Converting a 'long' type into a binary String

563 views Asked by At

My objective is to write an algorithm that would be able to convert a long number into a binary number stored in a string.

Here is my current block of code:

#include <iostream>
#define LONG_SIZE 64; // size of a long type is 64 bits

using namespace std;

string b10_to_b2(long x)
{
    string binNum;
    if(x < 0) // determine if the number is negative, a number in two's complement will be neg if its' first bit is zero.
    {
            binNum = "1";
    }
    else
    {
            binNum = "0";
    }
    int i = LONG_SIZE - 1;
    while(i > 0)
    {
            i --;
            if( (x & ( 1 << i) ) == ( 1 << i) )
            {
                    binNum = binNum + "1";
            }
            else
            {
                    binNum = binNum + "0";
            }
    }
    return binNum;
}

int main()
{
    cout << b10_to_b2(10) << endl;
}

The output of this program is:

00000000000000000000000000000101000000000000000000000000000001010

I want the output to be:

00000000000000000000000000000000000000000000000000000000000001010

Can anyone identify the problem?
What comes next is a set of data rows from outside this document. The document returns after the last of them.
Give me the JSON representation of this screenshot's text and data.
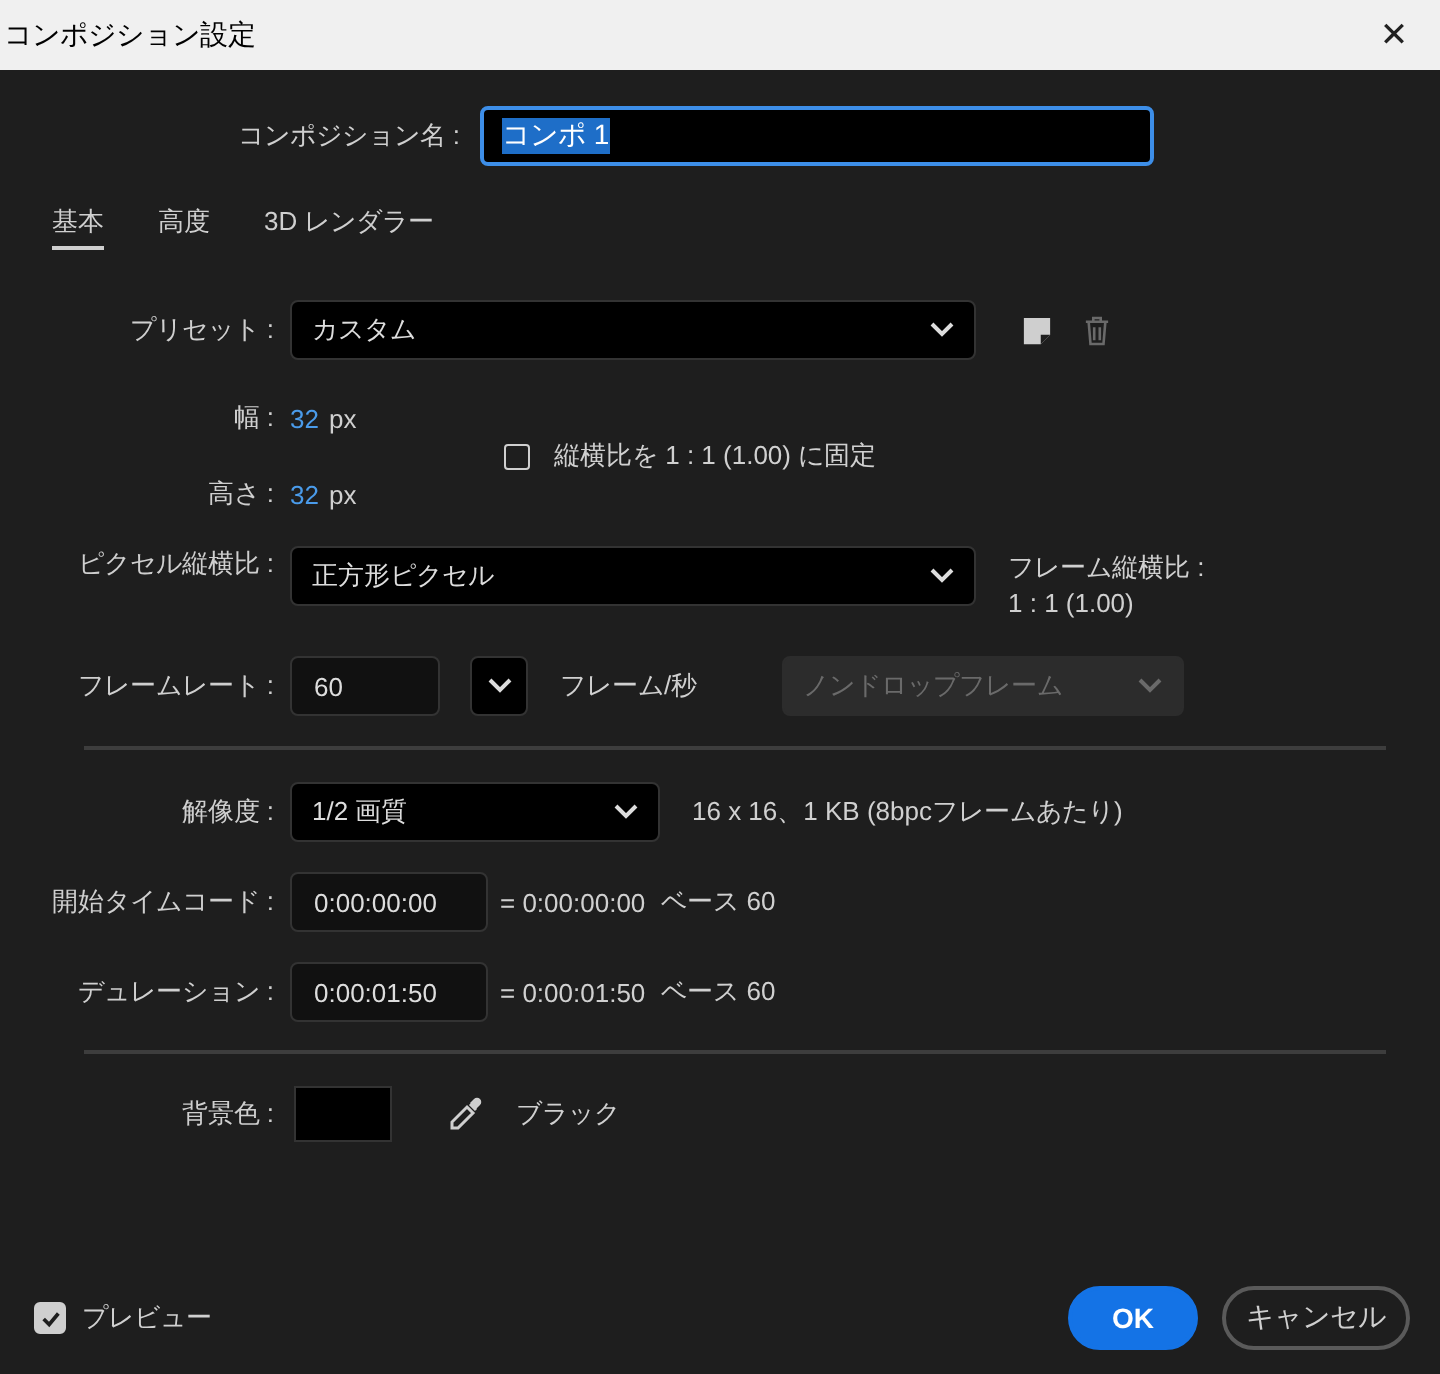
{
  "window": {
    "title": "コンポジション設定",
    "close": "✕"
  },
  "comp_name": {
    "label": "コンポジション名 :",
    "value": "コンポ 1",
    "text_selected": true
  },
  "tabs": [
    {
      "label": "基本",
      "selected": true
    },
    {
      "label": "高度",
      "selected": false
    },
    {
      "label": "3D レンダラー",
      "selected": false
    }
  ],
  "preset": {
    "label": "プリセット :",
    "value": "カスタム"
  },
  "width": {
    "label": "幅 :",
    "value": "32",
    "unit": "px"
  },
  "height": {
    "label": "高さ :",
    "value": "32",
    "unit": "px"
  },
  "lock_aspect": {
    "label": "縦横比を 1 : 1 (1.00) に固定",
    "checked": false
  },
  "pixel_aspect": {
    "label": "ピクセル縦横比 :",
    "value": "正方形ピクセル"
  },
  "frame_aspect": {
    "label": "フレーム縦横比 :",
    "value": "1 : 1 (1.00)"
  },
  "frame_rate": {
    "label": "フレームレート :",
    "value": "60",
    "unit": "フレーム/秒",
    "drop_frame": {
      "value": "ノンドロップフレーム",
      "disabled": true
    }
  },
  "resolution": {
    "label": "解像度 :",
    "value": "1/2 画質",
    "info": "16 x 16、1 KB (8bpcフレームあたり)"
  },
  "start_timecode": {
    "label": "開始タイムコード :",
    "value": "0:00:00:00",
    "equals": "= 0:00:00:00",
    "base": "ベース 60"
  },
  "duration": {
    "label": "デュレーション :",
    "value": "0:00:01:50",
    "equals": "= 0:00:01:50",
    "base": "ベース 60"
  },
  "background": {
    "label": "背景色 :",
    "color": "#000000",
    "name": "ブラック"
  },
  "preview": {
    "label": "プレビュー",
    "checked": true
  },
  "buttons": [
    {
      "label": "OK",
      "kind": "primary"
    },
    {
      "label": "キャンセル",
      "kind": "secondary"
    }
  ]
}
For whatever reason the function outputs 10 represented by 32 bits concatenated with another 10 represented by 32 bits.

2

There are 2 answers

9
tejas On BEST ANSWER

why would you assume long is 64 bit? try const size_t LONG_SIZE=sizeof(long)*8;

check this, the program works correctly with my changes http://ideone.com/y3OeB3

Edit: and ad @Mats Petersson pointed out you can make it more robust by changing this line

if( (x & ( 1 << i) ) == ( 1 << i) )

to something like

if( (x & ( 1UL << i) ) ) where that UL is important, you can see his explanation the the comments

0
Mats Petersson On

Several suggestions:

  1. Make sure you use a type that is guaranteed to be 64-bit, such as uint64_t, int64_t or long long.
  2. Use above mentioned 64-bit type for your variable i to guarantee that the 1 << i calculates correctly. This is caused by the fact that shift is only guaranteed by the standard when the number of bits shifted are less or equal to the number of bits in the type being shifted - and 1 is the type int, which for most modern platforms (evidently including yours) is 32 bits.
  3. Don't put semicolon on the end of your #define LONG_SIZE - or better yet, use const int long_size = 64; as this allows all manner of better behaviour, for example that you in the debugger can print long_size and get 64, where print LONG_SIZE where LONG_SIZE is a macro will yield an error in the debugger.